You may have picked up on some of the sharp criticism aimed at Gov. Michelle Lujan Grisham following the legislative session as it relates to climate-change legislation. The most recent episode of Resilient New Mexico delves deeply into climate related bills that did, or didn’t survive (spoiler alert: the comprehensive climate legislation advocates wanted to see to codify the state’s emission goals never manifested and the governor either vetoed or pocket-vetoed several bills advocates backed); how New Mexico compares to other states, along with some of the state’s largest successes and areas in need of improvement. Hosts Sandra West and Peter Heald talk these topics through with guest Tom Solomon from 350 New Mexico. “It was, I think, in all ways, a very, very disappointing session,” Soloman says. “We thought we had made at least some progress and that was eliminated at the end.”
Happy Cinco de Mayo
Disclaimer: We do not purport to provide a complete listing here of potential Cinco de Mayo festivities around Santa Fe but, rather, a sampling to whet your appetite for celebrating in one fashion or another the annual Mexican holiday (here’s a few in Albuquerque as well).
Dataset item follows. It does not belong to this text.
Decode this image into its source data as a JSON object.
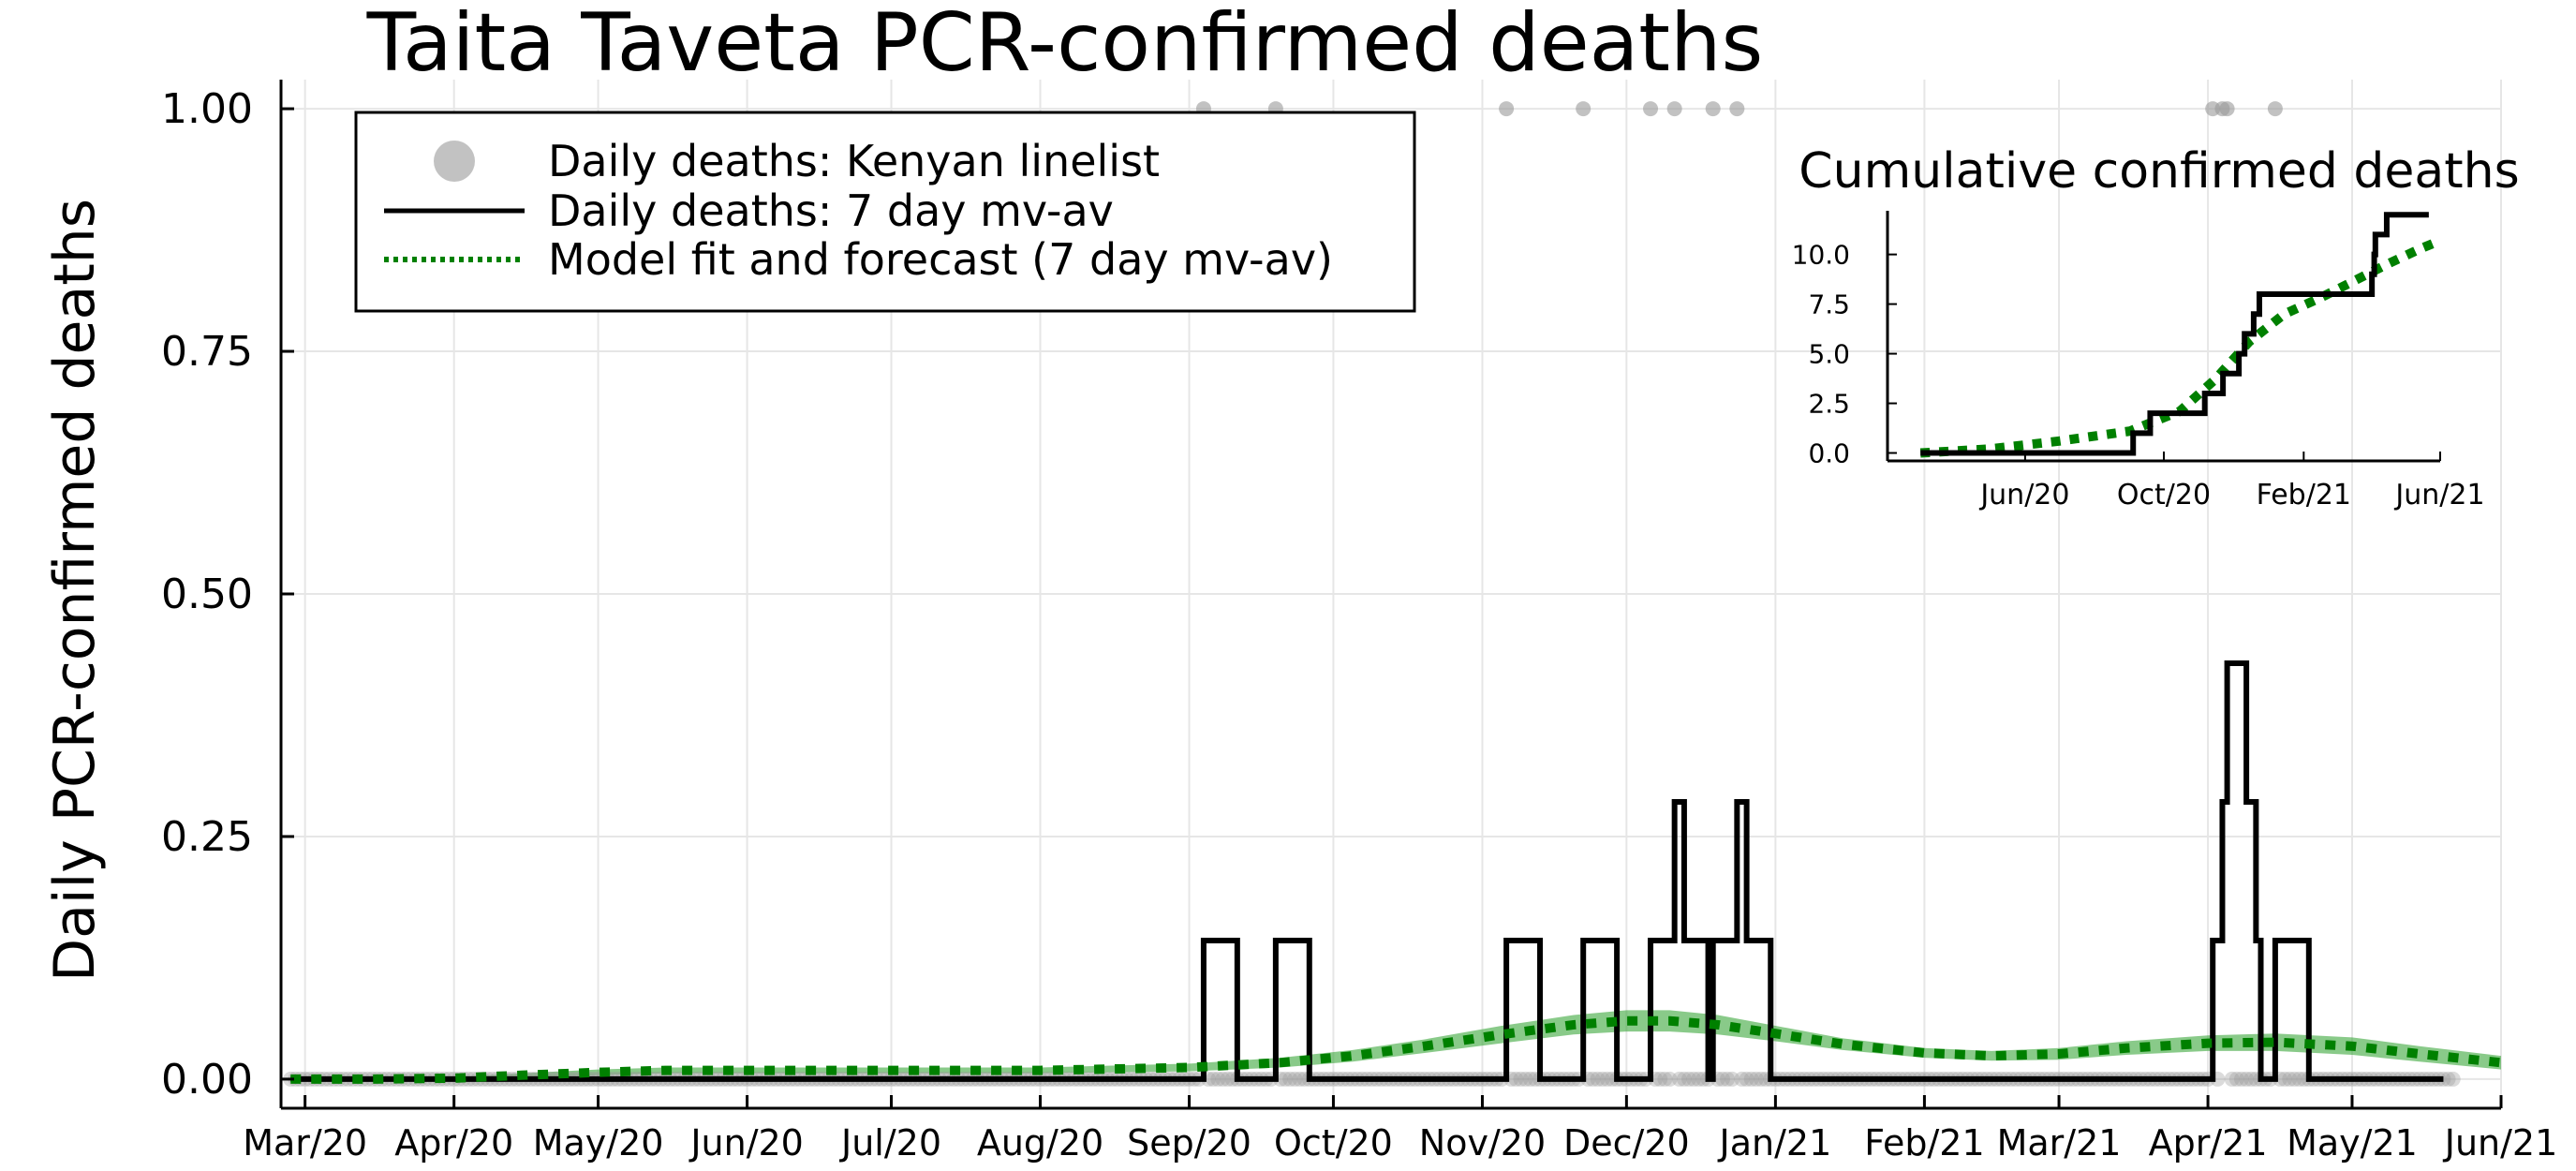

Cowgirl will have a special Cinco de Mayo menu (hello tacos and sangria), along with the music of Felix y Los Gatos; Matador celebrates both Cinco de Mayo and its 16th anniversary, and is one of SFR’s picks for the week. Fire & Hops hosts a Cinco de Mayo Tap Takedown with Ex Novo Brewing, food specials and limited cervezas. Tumbleroot Brewery and Distillery will have an evening of Latin rock with Smooth and special guest Richard Segovia. The Santa Fe Brewing Company hosts Cinco de Mayhem a Burlesque & Variety Show, featuring Zircus Erotique. And for a Cinco de Mayo event that does not involve alcohol, local Baile Folklórico nonprofit Los Niños de Santa Fe, a program dedicated to preserving traditional dances of Mexico, will perform at 5:15 pm and 6:15 pm at the Georgia O’Keefe Museum as part of the First Friday series, in which the museum (and other downtown museums and galleries) offer extended hours and free admission from 5 to 7 pm.
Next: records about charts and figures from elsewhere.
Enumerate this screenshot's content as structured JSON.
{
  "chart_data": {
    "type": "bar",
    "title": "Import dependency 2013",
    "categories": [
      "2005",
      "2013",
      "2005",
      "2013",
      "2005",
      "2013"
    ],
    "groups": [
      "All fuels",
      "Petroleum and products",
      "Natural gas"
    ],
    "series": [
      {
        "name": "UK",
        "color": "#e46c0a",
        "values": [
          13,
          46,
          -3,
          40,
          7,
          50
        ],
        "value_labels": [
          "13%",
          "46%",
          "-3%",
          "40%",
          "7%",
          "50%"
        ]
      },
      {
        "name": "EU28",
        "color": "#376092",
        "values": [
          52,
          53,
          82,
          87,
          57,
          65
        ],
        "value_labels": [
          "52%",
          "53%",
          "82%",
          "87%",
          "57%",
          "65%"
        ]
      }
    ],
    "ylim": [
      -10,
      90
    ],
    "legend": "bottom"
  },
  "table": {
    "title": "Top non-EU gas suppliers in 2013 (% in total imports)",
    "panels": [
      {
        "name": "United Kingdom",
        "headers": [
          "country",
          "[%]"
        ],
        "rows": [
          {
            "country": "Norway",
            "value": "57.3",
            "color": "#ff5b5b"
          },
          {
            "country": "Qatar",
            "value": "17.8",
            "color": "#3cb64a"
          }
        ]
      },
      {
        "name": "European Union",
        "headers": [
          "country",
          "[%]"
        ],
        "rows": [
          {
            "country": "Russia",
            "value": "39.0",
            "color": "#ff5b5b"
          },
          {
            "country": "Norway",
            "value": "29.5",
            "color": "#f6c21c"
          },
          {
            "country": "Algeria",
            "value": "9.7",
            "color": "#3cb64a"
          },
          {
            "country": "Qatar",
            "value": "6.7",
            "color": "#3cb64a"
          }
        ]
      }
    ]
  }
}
“Dear Douglas Adams: Ever since I read your very funny science-fiction novel, The Hitchhiker’s Guide to the Galaxy, and all its sequels (I especially like So Long, and Thanks for All the Fish, by the way), I have been pondering the meaning of the universe. At the most inconvenient times, like during my English midterms, I find myself wondering, ‘Is 42 really the answer to everything, or is Mr. Adams’ fictional computer Deep Thought mistaken?’” So begins Santa Fe seventh-grader Adele Kaltenbach’s award-winning letter to Adams, recently named the Level 2 (for grades 7-8) winner in the 2023 New Mexico Letters About Literature competition, in which students grades 4-12 write to their favorite authors to explain “how the book changed or shaped their perspective on themselves or the world.” Level 1 (grades 4-6) winner Amber Yoder, a fifth grade student in Albuquerque, wrote to Raina Telgemeier about her award-winning autobiographical graphic novel Smile about her dental and social challenges. Greta Martin, a tenth grade student in Tijeras, the Level III champion (9-12 grade) wrote to Elle McNicoll about her book A Kind of Spark, in which an autistic 11-year-old named Addie “campaigns for a memorial in memory of the witch trials that took place in her Scottish hometown.” According to a news release from the State Library announcing the winners, 183 New Mexico students entered the competition; a panel of judges—librarians, authors and book professionals from across the state—helped select the winners. Read all the winning letters and watch the students read them here.
Red flag warning
The National Weather Service has issued a red flag warning for today, and forecasts sunny skies with a high temperature of 69 degrees, and breezy, with a north wind 5 to 10 mph becoming southwest 15 to 25 sometime this morning. Both Saturday and Sunday will be in the high 60s to low 70s with winds 10 to 20 mph; NWS has issued fire weather watch warnings for both days.